Dans la soirée du 15 novembre 1976, la radio de Radio-Canada, fait entendre sa traditionnelle annonce des soirs d’élections :

Radio-Canada prévoit, si la tendance persiste, que le prochain gouvernement du Québec sera un gouvernement majoritaire du Parti québécois. Cette annonce est faite à huit heures quarante et une minutes. Je répète, Radio-Canada prévoit, si la tendance persiste… vii

Le Québec porte au pouvoir le Parti québécois. Dans ce que nous appelons aujourd’hui son premier mandat, ce gouvernement, dont René Lévesque a pris la tête, procède à une seconde «Révolution tranquille».Modifications aux lois du travail, dont l’inclusion dans le Code du travail des mesures anti-briseurs de grève, introduction de la formule Rand, modifications portant sur le processus d’accréditation, etc. Il procède aussi à l’adoption de diverses lois du travail où à incidence sur les milieux de travail, dont la Loi sur les normes minimales du travail, la Loi sur la santé et la sécurité du travail, la Charte de la langue française qui consacre le français comme langue de travail. Enfin, l’adoption de d’autres lois sociales qui, sans être spécifiquement liées au travail, ont une large incidence sur la population, dont : la Loi sur l’assurance-automobile et la Loi sur le zonage agricole.
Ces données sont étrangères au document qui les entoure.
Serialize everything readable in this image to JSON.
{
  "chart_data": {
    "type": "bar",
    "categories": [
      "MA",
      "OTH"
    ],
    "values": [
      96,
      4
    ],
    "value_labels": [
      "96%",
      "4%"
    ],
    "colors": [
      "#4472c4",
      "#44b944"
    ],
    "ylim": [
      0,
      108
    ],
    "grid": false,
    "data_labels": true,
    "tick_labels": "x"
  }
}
Ces lois n’ont cessé d’être attaqué ou mis à mal au cours des ans. Le champ d’application de la Loi de la construction ne cesse d’être réduit sous de faux prétextes économiques. Les dispositions de la Charte sont constamment attaquées devant les tribunaux et la Cour suprême du Canada est à la vider complètement de son sens. Les articles de la Loi sur la santé et la sécurité du travail portant sur les chantier de construction ne sont toujours pas en vigueur 26 ans après leurs adoptions en raison d’un manque de courage évident des pouvoirs politiques. Tant qu’aux victimes de lésions professionnelles, ils ont vu la législation être modifiée de nombreuse fois et ce, toujours en leur défaveur.
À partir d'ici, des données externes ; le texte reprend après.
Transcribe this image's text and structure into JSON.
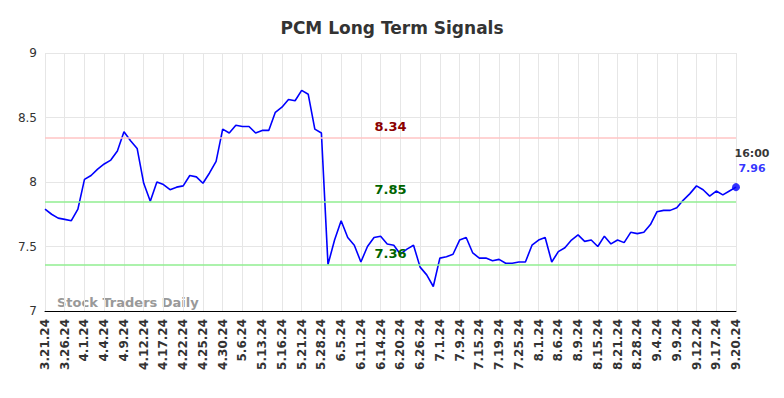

Mais la FTQ-Construction ne lâche pas prise. D’ailleurs sans les incessantes luttes qu’elle mène la réalité serait beaucoup plus noire. En fournissant un appuie a ses syndicats affiliés, en mettant à la déposition des représentants des services spécialisés, elle parvient à surmonter toutes les difficultés et rendre coup pour coup.

De plus, bien que ce gouvernement se soit fait élire sur le thème de se vouloir «un bon gouvernement» il n’en demeure pas moins qu’il est nationaliste et vise à faire du Québec un état souverain. Au sein de ce qui est à l’époque la FTQ-Construction ces mêmes débats animent les membres. Les directions syndicales sont prêtes à assumer l’ensemble des pouvoirs politiques qui leur échoit par la volonté populaire de leurs membres.

L’histoire est en marche.

Naissance de la FTQ-Construction

Le 4 décembre 1980, le gouvernement du Québec sanctionne la Loi modifiant la Loi sur les relations du travail dans l’industrie de la construction et concernant la représentativité de certaines associations représentatives (L.Q., 1980 c. 23).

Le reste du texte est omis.